НЕ ВОЕННАЯ, ОДНАКО ТАЙНА

Когда после очередной поездки на фронт я вернулся в редакцию нашей походной армейской газеты и рассказал о случае, свидетелем которого мне довелось быть, товарищи мои ахнули от изумления.

- Напиши про это в завтрашний номер, - сказали мне. - Такую статью с ходу напечатают.

- Не могу, - возразил я. - Пришлось дать честное слово офицера, что насчет этого я не напишу ни строчки.

Редактор газеты, старший батальонный комиссар по званию, узнав о моем рассказе, вызвал меня, спросил:

- А вы не присочинили! Именно так оно и было?

- Именно так, - ответил я.

- Так почему же вы отказываетесь писать статью?

- Не имею права.

- Что за чушь! Это ведь не государственный секрет и не военная тайна.

- Не военная, однако тайна. И она тоже охраняется законом, чтобы из-за чужой неосторожности смятение и горе не вошли потом в чью-то семью…

- Ничего не понимаю. Какое смятение? Когда потом? Вы - сотрудник фронтовой газеты, вас направляли в командировку. Эта статья и будет вашим отчетом. В конце концов, я могу приказать вам написать ее, - сурово сказал редактор.

- Не можете. Я дал честное слово гвардейца офицеру, с которым все это случилось. Вы приказываете мне нарушить честное слово?

Редактор усмехнулся, покрутил головой.

- Ну нет, такого приказа я бы себе никогда не позволил. Сначала объясните-ка все толком, и тогда мы, пожалуй, сделаем иначе…

Усадив меня для более основательного разговора, и уже вовсе не командирским тоном, после всех моих объяснений, редактор стал уговаривать меня вновь поехать в часть, где остался тот, связавший меня честным словом офицер. Поехать, всеми силами добиться у него разрешения описать в газете все, что с ним произошло.

- Убедите его, что это можно сделать очень деликатно, - говорил редактор. - Мы не назовем ни имени, ни звания, ни даже место или время самого события.

- Есть, товарищ редактор, - ответил я по-военному кратко и, можно сказать, без передышки отправился обратно. А фразы будущего репортажа сами собой возникали в моей голове. В дорожной тряске, сидя рядом с шофером, я набрасывал текст. Записывал в блокнот, на бумаге то, что до сей поры хранил лишь в памяти. Текст в самом деле получался такой, где не было ни имен, ни званий - лишь описание взволновавшего меня и моих товарищей необыкновенного события.
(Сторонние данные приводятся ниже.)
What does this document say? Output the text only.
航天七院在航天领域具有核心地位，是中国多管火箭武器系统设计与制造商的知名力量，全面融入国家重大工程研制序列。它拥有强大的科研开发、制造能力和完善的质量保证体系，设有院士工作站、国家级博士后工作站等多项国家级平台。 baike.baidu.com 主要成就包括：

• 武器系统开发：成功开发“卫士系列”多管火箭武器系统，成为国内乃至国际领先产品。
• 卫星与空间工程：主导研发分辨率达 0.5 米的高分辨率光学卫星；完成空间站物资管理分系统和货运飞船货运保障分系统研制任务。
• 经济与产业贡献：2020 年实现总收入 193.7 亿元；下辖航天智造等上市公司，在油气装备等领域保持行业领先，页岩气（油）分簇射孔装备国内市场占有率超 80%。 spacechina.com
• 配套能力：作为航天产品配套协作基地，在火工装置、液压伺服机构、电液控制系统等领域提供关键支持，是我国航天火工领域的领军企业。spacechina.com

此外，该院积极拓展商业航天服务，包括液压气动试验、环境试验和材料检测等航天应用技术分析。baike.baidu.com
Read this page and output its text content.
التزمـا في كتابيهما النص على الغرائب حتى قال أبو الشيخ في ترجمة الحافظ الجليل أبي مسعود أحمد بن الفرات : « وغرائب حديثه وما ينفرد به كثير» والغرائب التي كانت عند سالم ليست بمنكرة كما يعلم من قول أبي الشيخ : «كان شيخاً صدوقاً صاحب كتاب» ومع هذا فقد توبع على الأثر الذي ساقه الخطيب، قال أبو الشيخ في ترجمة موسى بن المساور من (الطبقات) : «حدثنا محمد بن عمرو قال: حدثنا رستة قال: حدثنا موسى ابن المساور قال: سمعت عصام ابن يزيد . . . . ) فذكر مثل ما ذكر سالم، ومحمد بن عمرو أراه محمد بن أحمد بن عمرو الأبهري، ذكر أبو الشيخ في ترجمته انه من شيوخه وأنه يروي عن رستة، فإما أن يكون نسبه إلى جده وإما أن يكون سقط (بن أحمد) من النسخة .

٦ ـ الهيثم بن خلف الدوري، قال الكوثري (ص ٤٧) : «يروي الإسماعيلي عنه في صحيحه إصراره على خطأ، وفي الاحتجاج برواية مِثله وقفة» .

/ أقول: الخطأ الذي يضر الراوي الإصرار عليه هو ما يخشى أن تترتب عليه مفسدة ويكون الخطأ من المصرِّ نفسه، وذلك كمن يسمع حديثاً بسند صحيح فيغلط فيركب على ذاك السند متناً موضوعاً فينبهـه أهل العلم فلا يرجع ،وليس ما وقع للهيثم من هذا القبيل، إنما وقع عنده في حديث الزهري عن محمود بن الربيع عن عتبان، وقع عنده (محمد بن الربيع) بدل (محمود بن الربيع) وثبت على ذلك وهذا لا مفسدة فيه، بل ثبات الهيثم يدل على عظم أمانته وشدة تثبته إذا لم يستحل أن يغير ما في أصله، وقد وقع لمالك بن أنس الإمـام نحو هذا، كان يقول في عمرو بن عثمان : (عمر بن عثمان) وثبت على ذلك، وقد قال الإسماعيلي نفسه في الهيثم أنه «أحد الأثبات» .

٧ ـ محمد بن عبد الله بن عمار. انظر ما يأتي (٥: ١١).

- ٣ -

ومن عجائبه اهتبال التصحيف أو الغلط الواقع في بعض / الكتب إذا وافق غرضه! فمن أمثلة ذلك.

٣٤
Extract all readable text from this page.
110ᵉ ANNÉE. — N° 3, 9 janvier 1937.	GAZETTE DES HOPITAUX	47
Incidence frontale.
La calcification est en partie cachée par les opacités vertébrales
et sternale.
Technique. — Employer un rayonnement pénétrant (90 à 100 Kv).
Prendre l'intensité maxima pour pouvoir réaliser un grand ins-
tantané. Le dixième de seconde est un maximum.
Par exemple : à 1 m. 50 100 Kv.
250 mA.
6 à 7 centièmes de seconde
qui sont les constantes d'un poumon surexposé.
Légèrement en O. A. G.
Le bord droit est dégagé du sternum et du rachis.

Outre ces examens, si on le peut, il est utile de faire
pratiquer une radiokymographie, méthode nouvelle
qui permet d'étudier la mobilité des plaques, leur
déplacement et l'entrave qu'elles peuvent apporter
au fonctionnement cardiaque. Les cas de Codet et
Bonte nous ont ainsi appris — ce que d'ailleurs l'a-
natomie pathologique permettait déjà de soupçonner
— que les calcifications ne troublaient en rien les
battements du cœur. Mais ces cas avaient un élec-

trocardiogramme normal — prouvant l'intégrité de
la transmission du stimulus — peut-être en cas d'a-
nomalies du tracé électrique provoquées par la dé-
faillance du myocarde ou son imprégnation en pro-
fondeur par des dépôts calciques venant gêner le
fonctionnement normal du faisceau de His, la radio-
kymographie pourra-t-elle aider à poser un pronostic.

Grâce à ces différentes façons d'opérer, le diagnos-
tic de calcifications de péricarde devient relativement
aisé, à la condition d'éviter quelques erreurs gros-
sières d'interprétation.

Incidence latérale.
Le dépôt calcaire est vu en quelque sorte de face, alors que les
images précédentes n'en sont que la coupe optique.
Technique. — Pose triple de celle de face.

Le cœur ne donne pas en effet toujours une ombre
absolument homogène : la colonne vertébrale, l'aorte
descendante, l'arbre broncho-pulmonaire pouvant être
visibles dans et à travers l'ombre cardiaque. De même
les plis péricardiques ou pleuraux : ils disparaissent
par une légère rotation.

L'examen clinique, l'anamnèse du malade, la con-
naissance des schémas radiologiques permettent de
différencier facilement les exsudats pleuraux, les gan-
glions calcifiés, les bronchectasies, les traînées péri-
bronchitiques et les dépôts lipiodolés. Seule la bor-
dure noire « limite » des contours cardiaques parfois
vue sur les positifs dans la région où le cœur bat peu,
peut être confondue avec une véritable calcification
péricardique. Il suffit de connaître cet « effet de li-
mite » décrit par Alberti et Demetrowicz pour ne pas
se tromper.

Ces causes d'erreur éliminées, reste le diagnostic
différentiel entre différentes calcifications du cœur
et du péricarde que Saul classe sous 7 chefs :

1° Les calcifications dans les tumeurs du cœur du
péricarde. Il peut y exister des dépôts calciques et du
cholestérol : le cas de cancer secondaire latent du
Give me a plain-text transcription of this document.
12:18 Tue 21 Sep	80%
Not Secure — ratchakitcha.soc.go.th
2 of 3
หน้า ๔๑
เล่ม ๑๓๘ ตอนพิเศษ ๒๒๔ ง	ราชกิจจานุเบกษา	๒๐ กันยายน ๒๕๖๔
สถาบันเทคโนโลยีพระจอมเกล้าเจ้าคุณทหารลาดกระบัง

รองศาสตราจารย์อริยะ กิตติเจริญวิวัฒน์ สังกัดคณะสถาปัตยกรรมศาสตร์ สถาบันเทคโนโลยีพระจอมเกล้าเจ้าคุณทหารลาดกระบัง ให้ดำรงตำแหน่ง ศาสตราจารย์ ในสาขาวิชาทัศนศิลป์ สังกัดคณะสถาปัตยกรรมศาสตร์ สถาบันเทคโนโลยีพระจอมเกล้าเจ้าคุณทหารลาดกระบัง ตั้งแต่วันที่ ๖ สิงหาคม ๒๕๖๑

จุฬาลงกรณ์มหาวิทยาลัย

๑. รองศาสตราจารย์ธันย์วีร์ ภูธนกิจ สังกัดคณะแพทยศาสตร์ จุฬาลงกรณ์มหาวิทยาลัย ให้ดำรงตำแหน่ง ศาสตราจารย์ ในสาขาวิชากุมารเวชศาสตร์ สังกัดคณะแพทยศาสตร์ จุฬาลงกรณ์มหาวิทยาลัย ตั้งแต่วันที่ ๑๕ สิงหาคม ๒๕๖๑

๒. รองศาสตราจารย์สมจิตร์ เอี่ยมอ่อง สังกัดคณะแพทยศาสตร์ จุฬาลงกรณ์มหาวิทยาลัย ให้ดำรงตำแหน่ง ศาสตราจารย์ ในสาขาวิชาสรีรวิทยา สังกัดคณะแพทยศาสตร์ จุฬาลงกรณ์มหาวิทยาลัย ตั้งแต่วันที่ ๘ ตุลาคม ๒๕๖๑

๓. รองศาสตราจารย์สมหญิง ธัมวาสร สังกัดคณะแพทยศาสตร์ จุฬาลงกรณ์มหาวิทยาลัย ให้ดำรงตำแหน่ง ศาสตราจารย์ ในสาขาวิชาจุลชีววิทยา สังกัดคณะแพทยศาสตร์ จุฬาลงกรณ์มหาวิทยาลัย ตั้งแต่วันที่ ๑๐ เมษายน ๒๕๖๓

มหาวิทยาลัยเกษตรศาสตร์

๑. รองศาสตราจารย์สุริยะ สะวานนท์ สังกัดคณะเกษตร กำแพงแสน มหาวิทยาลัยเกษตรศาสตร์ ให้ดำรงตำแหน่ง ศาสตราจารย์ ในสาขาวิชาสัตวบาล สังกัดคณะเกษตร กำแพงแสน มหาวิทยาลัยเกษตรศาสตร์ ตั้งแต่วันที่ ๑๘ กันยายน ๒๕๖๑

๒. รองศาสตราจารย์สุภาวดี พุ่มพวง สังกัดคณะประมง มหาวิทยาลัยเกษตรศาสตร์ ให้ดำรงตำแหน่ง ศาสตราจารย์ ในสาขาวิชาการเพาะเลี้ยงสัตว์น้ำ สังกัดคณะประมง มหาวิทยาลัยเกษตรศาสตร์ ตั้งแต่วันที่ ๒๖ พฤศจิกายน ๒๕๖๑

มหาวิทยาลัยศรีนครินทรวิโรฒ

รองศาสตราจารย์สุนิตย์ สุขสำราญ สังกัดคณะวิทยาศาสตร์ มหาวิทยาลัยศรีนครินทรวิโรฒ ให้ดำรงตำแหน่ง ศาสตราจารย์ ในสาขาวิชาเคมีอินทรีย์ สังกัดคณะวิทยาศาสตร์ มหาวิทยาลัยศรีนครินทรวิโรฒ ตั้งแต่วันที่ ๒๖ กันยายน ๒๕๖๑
Встретившись вновь с офицером, я передал ему разговор мой с редактором, показал наброски предполагаемой заметки. Мы вместе перечитывали, дополняли, исправляли чуть ли не каждую фразу, и мой знакомый, убедившись, что конспирация, как говорится, полностью соблюдена, разрешил заметку напечатать. Он лишь попросил ничего больше не прибавлять к написанному.

Немало читательских писем пришло в газету после опубликования заметки о благородном поступке "офицера Н.". Разные это были письма. Некоторые читатели не видели в самом случае ничего особенного: такое ли бывало в дни войны! Другие не верили, удивлялись, отчего не названа фамилия офицера, да еще порой обижались: если мол, хотели просто рассказать о человеческом благородстве, то примеров тому немало подлинных. Вот, к примеру, у нас… Но большинство читателей просили непременно рассказать, как же все сложилось дальше. Ответить на такие письма было всего труднее.

Правда, спустя некоторое время, я случайно оказался в той же воинской части и, разумеется, воспользовался возможностью повидать старого моего знакомого. Беседа с ним дала мне возможность написать еще одну заметку, ответить на некоторые вопросы наших фронтовых читателей.

…Давно окончилась война.

Нынешним школьникам она представляется чуть ли не легендой, преданьем старины глубокой. Они знакомятся с войной, изучая историю. Но для нас, переживших войну, прошлое нередко оживает самым неожиданным образом.

Вот и со мной, по прошествии тридцати с лишним лет, случилось такое, чего я не мог ни ожидать, ни предвидеть…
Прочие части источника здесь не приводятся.